I think it right to say that substantially all the points raised by these bodies have been met, so far as they were within the scope of these Regulations and, so far as these Regulations go—and I emphasise that—I think they are agreed. The disagreement comes from the fact that I cannot and am not entitled to claim that I have the agreement of all these people, because they wanted certain other Regulations made—Regulations which are not at present made, but which are to be the subject of further discussion. So far as I apprehend, there is no criticism by anybody concerned of any of the Regulations now before your Lordships; the criticism is limited to the fact that we ought to have taken the opportunity of dealing with other matters beyond that with which we have dealt. That is chat I meant by saying that the Regulations were agreed; they are agreed only in that sense. Of course, I will consider what the noble Lord who last spoke said about the question of new machinery for this House to consider this matter.

Now let me come to the questions of the noble Earl, Lord Munster. He asked whether paragraph 4 of the earlier Regulations would be used to deal with this topic, or whether it would be dealt with exclusively by the present Regulations. It is the intention to deal with this topic exclusively by the present Regulations and not to use Regulation 4 of the earlier Regulations at all to deal with it. Secondly, the noble Earl asked me about the meaning of Regulation 7, and, since this has been through the debate, may I point out to your Lordships that there has been a complete misapprehension as to the extent and scope of that Regulation. It starts with these words: For the purposes of Section 61 of the Act…in calculating the restricted and unrestricted values of an interest in any land… we shall do certain things. Section 6r of the Act is a section which is to be found in Part VI, and Part VI of the Act is that Part which deals with the measurement of the claim against the £300,000,000; that is all. Part VI of the Act has nothing to do with the fixation of the development charge; that is Part VII. Therefore, in its expression this Regulation has no application whatever to the fixation of the development charge. Whether or not a similar principle will in due course be applied is a matter which I will discuss in a moment. But it is quite plain and beyond argument that paragraph 7 applies only to Part VI of the Act; that is to say, the ascertainment of the claim against the £300,000,000 fund. I apprehend that everybody will agree with me here—and, indeed, there has been, if I understand it aright, some pressure to get it in for this purpose.

Of course, in dealing with this question of valuation, it is difficult to consider it, if I may use the phrase, in vacuo. Supposing that you are contemplating making a car park outside a large hotel, the question which the Commissioners will have to ask themselves is what development charge they are to levy for the right to make that car park. It is quite obvious that you cannot assess the development charge for making that car park without having regard to the fact that there is a large hotel in the neighbourhood, that being the whole raison d'étre of the car park. You cannot assess it as you would if it were to be in the middle of the Sahara. It is obvious that you must have regard to the surrounding circumstances. That, of course, applies to Part VII, the fixation of the development charge. I do not know whether a similar provision to what is Regulation 7, relating solely to the fixation of the claim against the £300,000,000, will necessarily be applied to Part VII—that is to say, the fixation of the development charge. Superficially, as the Minister said the other day, that is obviously a formidable and attractive case, but that is one of the very matters upon which discussions have been going on and will continue to go on.

Perhaps I may tell your Lordships this. I have for a long time known Sir Malcolm Eve as a very approachable man, and a man possessed of great common sense; and he would be the first to realise that if, in regard to these extractive industries or any other industry, they were to impose swingeing development charges the result would be a great misfortune to this country as a whole.

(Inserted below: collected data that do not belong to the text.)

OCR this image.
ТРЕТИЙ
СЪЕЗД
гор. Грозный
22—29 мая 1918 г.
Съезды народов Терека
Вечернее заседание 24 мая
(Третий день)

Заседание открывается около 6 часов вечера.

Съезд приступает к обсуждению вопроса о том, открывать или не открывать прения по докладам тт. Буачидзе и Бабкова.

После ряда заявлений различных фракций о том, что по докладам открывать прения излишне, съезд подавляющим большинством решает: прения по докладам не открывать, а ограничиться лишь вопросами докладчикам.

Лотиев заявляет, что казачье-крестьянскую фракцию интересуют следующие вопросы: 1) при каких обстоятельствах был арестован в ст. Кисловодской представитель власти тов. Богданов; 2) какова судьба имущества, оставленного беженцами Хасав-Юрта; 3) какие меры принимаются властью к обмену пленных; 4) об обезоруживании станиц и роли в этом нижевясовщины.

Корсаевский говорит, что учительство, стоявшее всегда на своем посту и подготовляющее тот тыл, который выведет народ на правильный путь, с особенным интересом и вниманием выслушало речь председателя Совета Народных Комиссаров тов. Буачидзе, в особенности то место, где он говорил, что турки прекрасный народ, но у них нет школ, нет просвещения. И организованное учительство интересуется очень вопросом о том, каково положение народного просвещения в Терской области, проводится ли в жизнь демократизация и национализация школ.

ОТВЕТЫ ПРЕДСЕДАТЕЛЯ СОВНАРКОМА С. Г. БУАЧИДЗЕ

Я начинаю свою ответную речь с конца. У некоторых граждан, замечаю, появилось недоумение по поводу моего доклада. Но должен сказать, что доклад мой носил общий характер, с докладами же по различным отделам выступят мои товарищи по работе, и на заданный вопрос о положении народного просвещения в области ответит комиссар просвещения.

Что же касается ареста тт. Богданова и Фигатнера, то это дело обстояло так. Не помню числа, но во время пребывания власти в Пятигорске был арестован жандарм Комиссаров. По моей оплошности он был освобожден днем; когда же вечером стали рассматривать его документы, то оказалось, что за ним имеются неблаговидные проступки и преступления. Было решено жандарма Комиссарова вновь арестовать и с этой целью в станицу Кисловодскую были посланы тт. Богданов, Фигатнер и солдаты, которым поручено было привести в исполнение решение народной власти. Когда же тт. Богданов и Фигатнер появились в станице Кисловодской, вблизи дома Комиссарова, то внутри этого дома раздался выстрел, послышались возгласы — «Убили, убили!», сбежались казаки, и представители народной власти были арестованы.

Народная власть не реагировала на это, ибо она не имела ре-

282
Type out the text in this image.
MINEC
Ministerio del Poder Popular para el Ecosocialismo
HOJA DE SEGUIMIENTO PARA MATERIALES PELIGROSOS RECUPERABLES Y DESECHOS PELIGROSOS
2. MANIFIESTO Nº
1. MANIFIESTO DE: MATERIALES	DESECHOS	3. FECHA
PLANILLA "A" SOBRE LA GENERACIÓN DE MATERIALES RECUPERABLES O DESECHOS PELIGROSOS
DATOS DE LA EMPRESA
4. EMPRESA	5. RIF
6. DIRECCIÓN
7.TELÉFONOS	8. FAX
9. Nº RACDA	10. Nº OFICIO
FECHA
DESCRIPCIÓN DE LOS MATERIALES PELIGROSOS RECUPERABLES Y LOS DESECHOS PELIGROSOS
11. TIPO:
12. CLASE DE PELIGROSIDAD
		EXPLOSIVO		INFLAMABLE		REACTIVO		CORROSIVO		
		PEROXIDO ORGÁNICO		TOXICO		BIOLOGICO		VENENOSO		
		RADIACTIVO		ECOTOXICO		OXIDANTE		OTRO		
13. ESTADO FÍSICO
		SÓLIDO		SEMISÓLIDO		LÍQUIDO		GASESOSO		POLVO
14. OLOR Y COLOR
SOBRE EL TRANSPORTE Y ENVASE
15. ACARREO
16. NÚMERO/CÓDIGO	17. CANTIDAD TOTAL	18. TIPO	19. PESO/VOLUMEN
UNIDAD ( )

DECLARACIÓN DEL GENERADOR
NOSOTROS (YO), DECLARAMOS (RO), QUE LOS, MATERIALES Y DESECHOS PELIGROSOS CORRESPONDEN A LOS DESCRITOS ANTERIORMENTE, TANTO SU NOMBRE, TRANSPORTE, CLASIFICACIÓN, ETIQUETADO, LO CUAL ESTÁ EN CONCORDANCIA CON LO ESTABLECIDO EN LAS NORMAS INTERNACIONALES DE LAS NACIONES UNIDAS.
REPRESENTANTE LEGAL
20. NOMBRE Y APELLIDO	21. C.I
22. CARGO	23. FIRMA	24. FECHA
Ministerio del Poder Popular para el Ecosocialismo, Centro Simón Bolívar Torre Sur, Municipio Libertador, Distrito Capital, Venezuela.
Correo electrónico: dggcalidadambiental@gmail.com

One must assume that these provisions will be applied with some common sense and, therefore, I would say in answer to the question of the noble Earl, Lord Munster, that Regulation 7 does not deal with the fixation of development charge at all. It is necessary to have Regulation 7; you would have to apply this principle because you are considering what is the unrestricted value of a piece of land, and you must consider all the circumstances relating to the land.

Quite obviously, minerals such as those required for cement, chalk and the like, are of value if you have in the neighbourhood a factory at which you can deal with them, and are of very much less value if you have them situate in a place where it is impracticable to bring them to a factory. You cannot begin to ask yourself what is the value of the mineral unless you consider how it can be dealt with. The value means nothing at all unless you consider the surrounding circumstances. So you are told here in this Regulation, that, in order to assess the unrestricted value of the mineral, you must have regard to the fact that in the neighbourhood there is a factory which can deal with it. That, of course, tends to put up the value of the mineral, and consequently it tends to make the difference between the unrestricted value and the restricted value greater than it would otherwise be. Therefore, the fact that it becomes greater than it otherwise would be means that there is a higher claim against the £300,000,000. Whether and to what extent, in the case of minerals, that claim is to be the subject of what I call the preference claim is, of course, a matter which is not being discussed or debated in this Regulation, although it is obviously a matter which will have to be considered in the future. Therefore your Lordships will realise that, for the purposes of Part VI of the Act, in order to fix your claim against the £300,000,000 you must have regard to the existence of these facilities, and the fact that you have this regard means that the claim is larger than it otherwise would be.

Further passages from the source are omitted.